In JBS's underlying motion for summary judgment, it ignored all allegations of fraud set forth in the complaint. See Record Document 90 at 4. In their opposition to that motion, the Potiers argued in light of Lanclos' fraudulent concealment, the peremptive periods set forth in La. R.S. 9:5606(A) were inapplicable by virtue of the fraud exception set forth in La. R.S. 9:5606©. See Record Document 94 at 20-24. In its reply memorandum, JBS again ignored the Potiers' arguments regarding fraud. See Record Document 102. As noted, JBS has not opposed the pending motion for reconsideration, and therefore the Court has no response to date from JBS as to the allegations of fraud set forth by the Potiers. "When reviewing evidence in connection with a motion for summary judgment, "the court must disregard all evidence favorable to the moving party that the jury is not required to believe, and should give credence to the evidence favoring the nonmoving party as well as that evidence supporting the moving party that is uncontradicted and unimpeached." Roberts v. Cardinal Servs., 266 F.3d 368, 373 (5th Cir. 2001). The Potiers have pointed to uncontradicted evidence showing Lanclos intended to defraud them through his misrepresentations and his alterations to and hiding of documents relating to the Potiers' investment accounts. The Potiers have further pointed to uncontradicted evidence that Lanclos' actions caused them damage. Accordingly, the Court finds Plaintiffs have shown there are issues of material fact warranting trial in this matter with regard to the following:
The Court notes the underlying ruling also omitted any discussion of the fraud exception to La. R.S. 9:5606. This provides an additional basis for reconsideration. See e.g. Livingston Downs Racing Ass'n, Inc. v. Jefferson Downs Corp., 259 F.Supp.2d 471, 477 (M.D.La. 2002) ("An allegation that the Court, in making an earlier ruling, failed to consider relevant law certainly clears whatever threshold showing Rule 54(b) might place on a party moving for reconsideration.").

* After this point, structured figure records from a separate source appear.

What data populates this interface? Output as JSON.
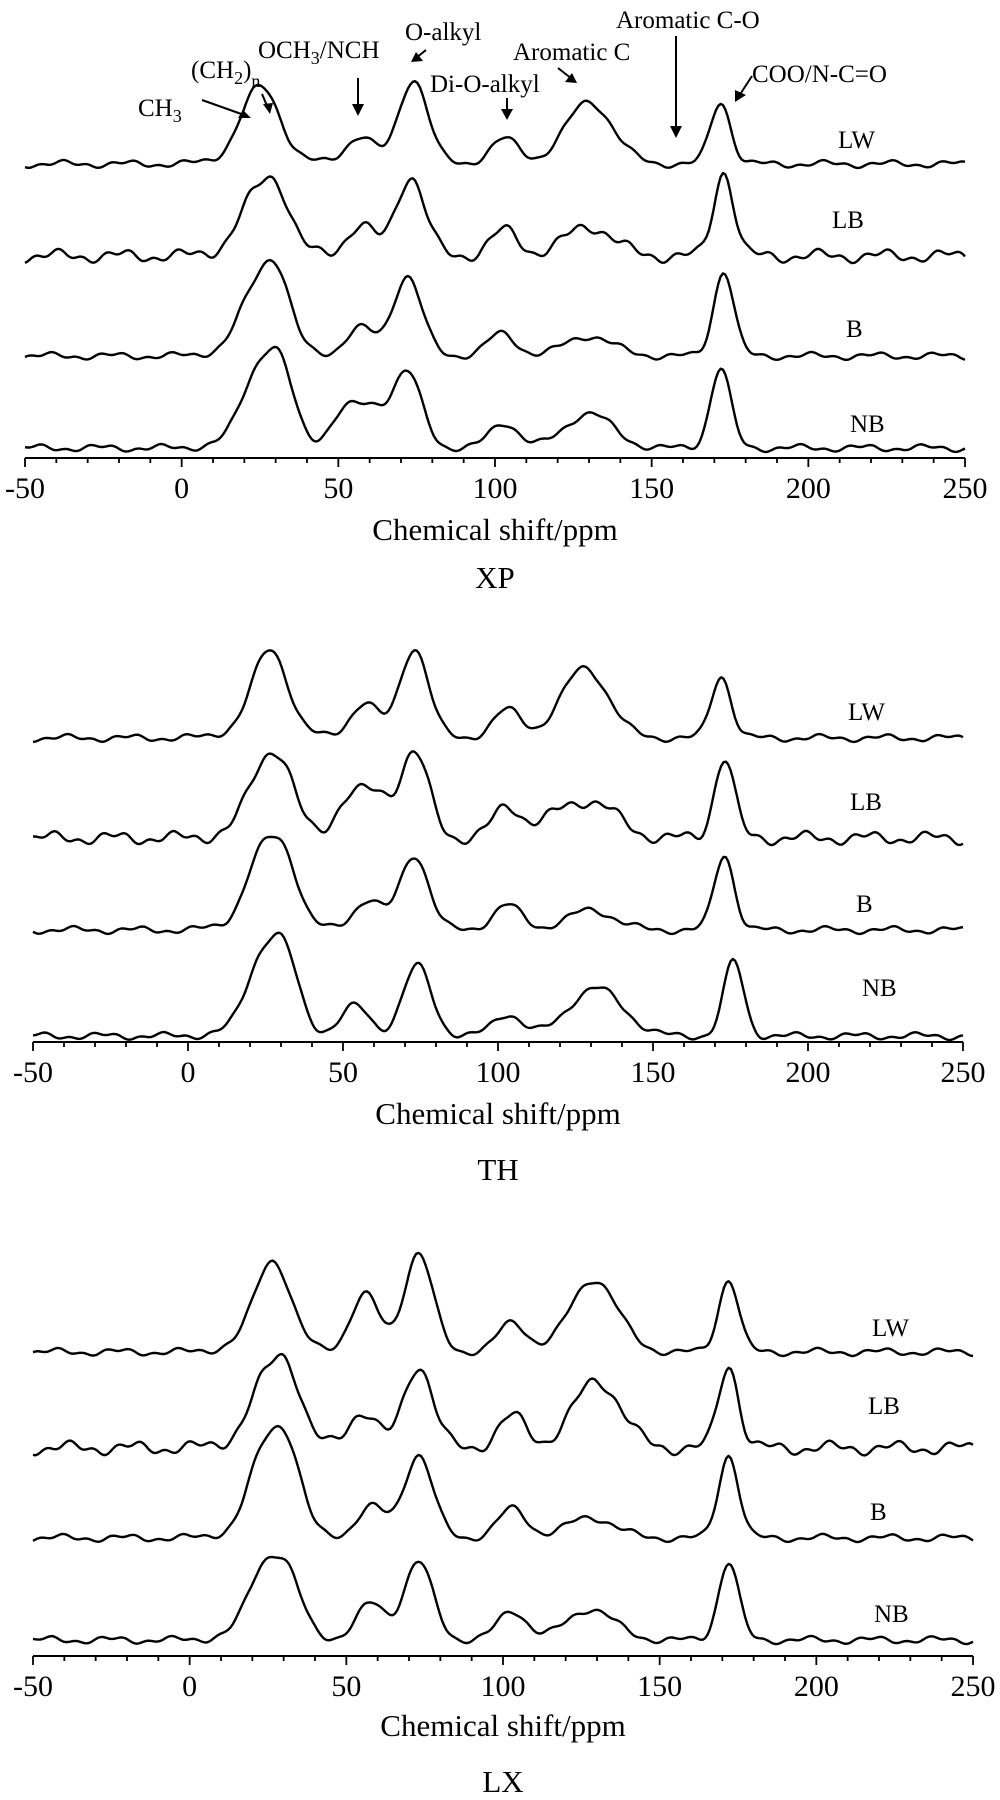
{
  "chart_data": [
    {
      "type": "line",
      "title": "XP",
      "xlabel": "Chemical shift/ppm",
      "ylabel": "",
      "xlim": [
        -50,
        250
      ],
      "xticks": [
        "-50",
        "0",
        "50",
        "100",
        "150",
        "200",
        "250"
      ],
      "legend_position": "right, beside each trace",
      "grid": false,
      "series": [
        {
          "name": "LW",
          "peaks": [
            [
              22,
              0.35
            ],
            [
              28,
              0.38
            ],
            [
              57,
              0.28
            ],
            [
              74,
              0.85
            ],
            [
              103,
              0.25
            ],
            [
              130,
              0.62
            ],
            [
              172,
              0.62
            ]
          ]
        },
        {
          "name": "LB",
          "peaks": [
            [
              22,
              0.3
            ],
            [
              30,
              0.55
            ],
            [
              57,
              0.3
            ],
            [
              73,
              0.8
            ],
            [
              103,
              0.25
            ],
            [
              130,
              0.3
            ],
            [
              173,
              0.85
            ]
          ]
        },
        {
          "name": "B",
          "peaks": [
            [
              22,
              0.35
            ],
            [
              30,
              0.72
            ],
            [
              57,
              0.28
            ],
            [
              72,
              0.8
            ],
            [
              102,
              0.22
            ],
            [
              130,
              0.2
            ],
            [
              173,
              0.85
            ]
          ]
        },
        {
          "name": "NB",
          "peaks": [
            [
              23,
              0.45
            ],
            [
              31,
              0.72
            ],
            [
              52,
              0.35
            ],
            [
              61,
              0.35
            ],
            [
              72,
              0.75
            ],
            [
              103,
              0.25
            ],
            [
              130,
              0.35
            ],
            [
              172,
              0.8
            ]
          ]
        }
      ],
      "annotations": [
        "CH3",
        "(CH2)n",
        "OCH3/NCH",
        "O-alkyl",
        "Di-O-alkyl",
        "Aromatic C",
        "Aromatic C-O",
        "COO/N-C=O"
      ]
    },
    {
      "type": "line",
      "title": "TH",
      "xlabel": "Chemical shift/ppm",
      "ylabel": "",
      "xlim": [
        -50,
        250
      ],
      "xticks": [
        "-50",
        "0",
        "50",
        "100",
        "150",
        "200",
        "250"
      ],
      "legend_position": "right, beside each trace",
      "grid": false,
      "series": [
        {
          "name": "LW",
          "peaks": [
            [
              24,
              0.4
            ],
            [
              29,
              0.42
            ],
            [
              57,
              0.35
            ],
            [
              73,
              0.9
            ],
            [
              103,
              0.28
            ],
            [
              128,
              0.7
            ],
            [
              172,
              0.62
            ]
          ]
        },
        {
          "name": "LB",
          "peaks": [
            [
              23,
              0.38
            ],
            [
              30,
              0.55
            ],
            [
              52,
              0.38
            ],
            [
              61,
              0.38
            ],
            [
              73,
              0.85
            ],
            [
              103,
              0.3
            ],
            [
              120,
              0.2
            ],
            [
              132,
              0.3
            ],
            [
              173,
              0.8
            ]
          ]
        },
        {
          "name": "B",
          "peaks": [
            [
              23,
              0.5
            ],
            [
              31,
              0.6
            ],
            [
              58,
              0.3
            ],
            [
              73,
              0.75
            ],
            [
              103,
              0.25
            ],
            [
              130,
              0.2
            ],
            [
              173,
              0.75
            ]
          ]
        },
        {
          "name": "NB",
          "peaks": [
            [
              23,
              0.5
            ],
            [
              31,
              0.7
            ],
            [
              54,
              0.3
            ],
            [
              74,
              0.7
            ],
            [
              103,
              0.22
            ],
            [
              128,
              0.3
            ],
            [
              136,
              0.25
            ],
            [
              176,
              0.75
            ]
          ]
        }
      ]
    },
    {
      "type": "line",
      "title": "LX",
      "xlabel": "Chemical shift/ppm",
      "ylabel": "",
      "xlim": [
        -50,
        250
      ],
      "xticks": [
        "-50",
        "0",
        "50",
        "100",
        "150",
        "200",
        "250"
      ],
      "legend_position": "right, beside each trace",
      "grid": false,
      "series": [
        {
          "name": "LW",
          "peaks": [
            [
              24,
              0.4
            ],
            [
              29,
              0.42
            ],
            [
              56,
              0.55
            ],
            [
              73,
              0.95
            ],
            [
              103,
              0.28
            ],
            [
              129,
              0.7
            ],
            [
              172,
              0.7
            ]
          ]
        },
        {
          "name": "LB",
          "peaks": [
            [
              23,
              0.35
            ],
            [
              31,
              0.65
            ],
            [
              55,
              0.35
            ],
            [
              73,
              0.8
            ],
            [
              103,
              0.3
            ],
            [
              130,
              0.65
            ],
            [
              172,
              0.8
            ]
          ]
        },
        {
          "name": "B",
          "peaks": [
            [
              23,
              0.55
            ],
            [
              31,
              0.75
            ],
            [
              58,
              0.3
            ],
            [
              73,
              0.8
            ],
            [
              103,
              0.28
            ],
            [
              128,
              0.2
            ],
            [
              172,
              0.8
            ]
          ]
        },
        {
          "name": "NB",
          "peaks": [
            [
              23,
              0.45
            ],
            [
              31,
              0.5
            ],
            [
              58,
              0.35
            ],
            [
              73,
              0.75
            ],
            [
              103,
              0.28
            ],
            [
              128,
              0.3
            ],
            [
              172,
              0.75
            ]
          ]
        }
      ]
    }
  ]
}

(1) Whether Lanclos committed fraud in the handling of the Potiers' investment accounts;
(2) If the answer to the foregoing question is "yes," because the Potiers' suit was not filed within one year from the day injury or damage was sustained, whether the doctrine of contra non valentem prevents the running of prescription in this matter;
(3) If the answer to the foregoing question is "yes," when did prescription begin to run; and
(4) Whether the Potiers' suit was timely filed.

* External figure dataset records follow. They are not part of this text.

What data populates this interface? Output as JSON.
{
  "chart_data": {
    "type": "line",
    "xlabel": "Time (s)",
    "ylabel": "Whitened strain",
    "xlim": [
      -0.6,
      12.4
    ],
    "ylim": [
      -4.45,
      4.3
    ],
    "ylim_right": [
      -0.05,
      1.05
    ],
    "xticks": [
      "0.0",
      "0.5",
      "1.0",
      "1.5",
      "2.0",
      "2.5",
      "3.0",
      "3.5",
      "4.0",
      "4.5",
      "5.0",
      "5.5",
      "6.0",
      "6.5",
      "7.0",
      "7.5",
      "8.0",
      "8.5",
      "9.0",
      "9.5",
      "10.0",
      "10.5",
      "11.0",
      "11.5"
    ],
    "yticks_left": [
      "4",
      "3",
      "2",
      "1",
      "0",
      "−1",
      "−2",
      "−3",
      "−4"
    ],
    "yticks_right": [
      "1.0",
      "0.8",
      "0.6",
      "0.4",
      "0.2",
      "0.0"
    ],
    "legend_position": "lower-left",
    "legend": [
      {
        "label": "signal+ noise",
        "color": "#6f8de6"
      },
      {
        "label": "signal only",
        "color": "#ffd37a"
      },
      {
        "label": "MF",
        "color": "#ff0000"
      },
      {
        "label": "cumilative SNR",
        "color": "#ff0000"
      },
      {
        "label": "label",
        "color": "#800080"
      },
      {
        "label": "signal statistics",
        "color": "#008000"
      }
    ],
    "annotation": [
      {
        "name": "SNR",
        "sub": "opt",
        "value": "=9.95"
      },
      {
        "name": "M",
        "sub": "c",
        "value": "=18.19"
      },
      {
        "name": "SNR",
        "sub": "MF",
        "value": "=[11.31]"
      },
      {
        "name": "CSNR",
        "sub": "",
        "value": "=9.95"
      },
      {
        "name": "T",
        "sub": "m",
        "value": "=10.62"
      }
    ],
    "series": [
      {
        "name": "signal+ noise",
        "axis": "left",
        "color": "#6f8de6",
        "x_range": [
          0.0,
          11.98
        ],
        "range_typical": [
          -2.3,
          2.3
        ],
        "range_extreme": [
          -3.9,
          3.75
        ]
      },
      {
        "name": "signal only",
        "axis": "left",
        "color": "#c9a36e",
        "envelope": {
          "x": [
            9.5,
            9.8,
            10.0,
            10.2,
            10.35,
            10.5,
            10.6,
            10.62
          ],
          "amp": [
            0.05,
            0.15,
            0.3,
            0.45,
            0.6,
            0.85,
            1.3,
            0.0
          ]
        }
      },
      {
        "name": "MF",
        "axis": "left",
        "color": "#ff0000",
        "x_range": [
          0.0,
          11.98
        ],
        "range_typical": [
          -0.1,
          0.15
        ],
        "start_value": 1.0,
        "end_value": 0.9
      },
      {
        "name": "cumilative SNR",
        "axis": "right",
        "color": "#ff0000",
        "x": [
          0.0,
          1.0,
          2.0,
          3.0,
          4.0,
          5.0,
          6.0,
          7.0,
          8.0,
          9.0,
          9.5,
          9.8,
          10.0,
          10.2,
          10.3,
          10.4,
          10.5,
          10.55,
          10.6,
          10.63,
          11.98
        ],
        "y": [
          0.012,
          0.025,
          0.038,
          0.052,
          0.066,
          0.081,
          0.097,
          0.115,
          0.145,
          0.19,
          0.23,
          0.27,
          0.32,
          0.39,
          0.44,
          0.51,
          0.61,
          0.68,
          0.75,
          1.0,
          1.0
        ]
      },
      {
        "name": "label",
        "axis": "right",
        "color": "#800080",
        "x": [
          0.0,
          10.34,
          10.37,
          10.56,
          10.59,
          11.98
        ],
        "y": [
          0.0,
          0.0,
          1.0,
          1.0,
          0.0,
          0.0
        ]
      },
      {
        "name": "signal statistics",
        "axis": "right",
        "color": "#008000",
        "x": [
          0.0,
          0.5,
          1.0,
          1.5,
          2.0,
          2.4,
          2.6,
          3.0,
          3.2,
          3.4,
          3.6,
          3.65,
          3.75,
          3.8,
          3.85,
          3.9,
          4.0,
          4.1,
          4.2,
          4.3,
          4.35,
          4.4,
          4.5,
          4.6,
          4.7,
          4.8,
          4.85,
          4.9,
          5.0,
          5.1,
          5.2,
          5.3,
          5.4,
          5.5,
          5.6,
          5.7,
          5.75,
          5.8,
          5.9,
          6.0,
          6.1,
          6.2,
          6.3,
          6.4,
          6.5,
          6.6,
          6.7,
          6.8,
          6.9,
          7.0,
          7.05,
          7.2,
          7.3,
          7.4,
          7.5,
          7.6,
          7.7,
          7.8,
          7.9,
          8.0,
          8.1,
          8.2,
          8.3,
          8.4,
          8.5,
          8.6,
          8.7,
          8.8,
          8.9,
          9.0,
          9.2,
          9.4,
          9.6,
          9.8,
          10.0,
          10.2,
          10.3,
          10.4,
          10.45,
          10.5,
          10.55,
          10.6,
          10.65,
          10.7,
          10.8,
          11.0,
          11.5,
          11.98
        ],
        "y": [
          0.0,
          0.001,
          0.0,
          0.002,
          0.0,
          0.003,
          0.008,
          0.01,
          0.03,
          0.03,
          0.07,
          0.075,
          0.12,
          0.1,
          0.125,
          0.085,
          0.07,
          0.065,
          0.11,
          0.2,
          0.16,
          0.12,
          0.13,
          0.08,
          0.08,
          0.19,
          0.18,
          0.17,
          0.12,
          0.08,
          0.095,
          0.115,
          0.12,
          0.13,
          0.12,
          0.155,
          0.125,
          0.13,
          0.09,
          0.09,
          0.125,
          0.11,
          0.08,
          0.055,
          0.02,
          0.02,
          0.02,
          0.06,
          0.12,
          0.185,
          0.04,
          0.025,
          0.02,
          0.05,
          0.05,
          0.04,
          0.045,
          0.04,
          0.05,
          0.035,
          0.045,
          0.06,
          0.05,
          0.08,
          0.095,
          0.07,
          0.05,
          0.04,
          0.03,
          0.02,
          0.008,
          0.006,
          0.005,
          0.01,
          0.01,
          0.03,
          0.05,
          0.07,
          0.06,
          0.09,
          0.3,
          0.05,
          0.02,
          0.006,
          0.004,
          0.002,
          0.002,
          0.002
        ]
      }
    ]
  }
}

The Court notes in the pending Motion to Reconsider, Plaintiffs ask the Court to find that their state law claim for vicarious liability is not time barred. Record Document 119-1 at 3. However, Plaintiffs have never filed a motion for summary judgment requesting such relief, and the Court declines to convert their motion for reconsideration into a motion for summary judgment sua sponte. --------
CONCLUSION
For the reasons set forth above, the Court finds the Potiers have shown there are disputed issues of material fact warranting trial with regard to their state law claim of vicarious liability asserted against JBS. Accordingly, the Motion to Reconsider (Record Document 119) is GRANTED, and Plaintiffs' claim against JBS for vicarious liability is REINSTATED.
THUS DONE AND SIGNED, in Shreveport, Louisiana, this 28th day of December, 2017.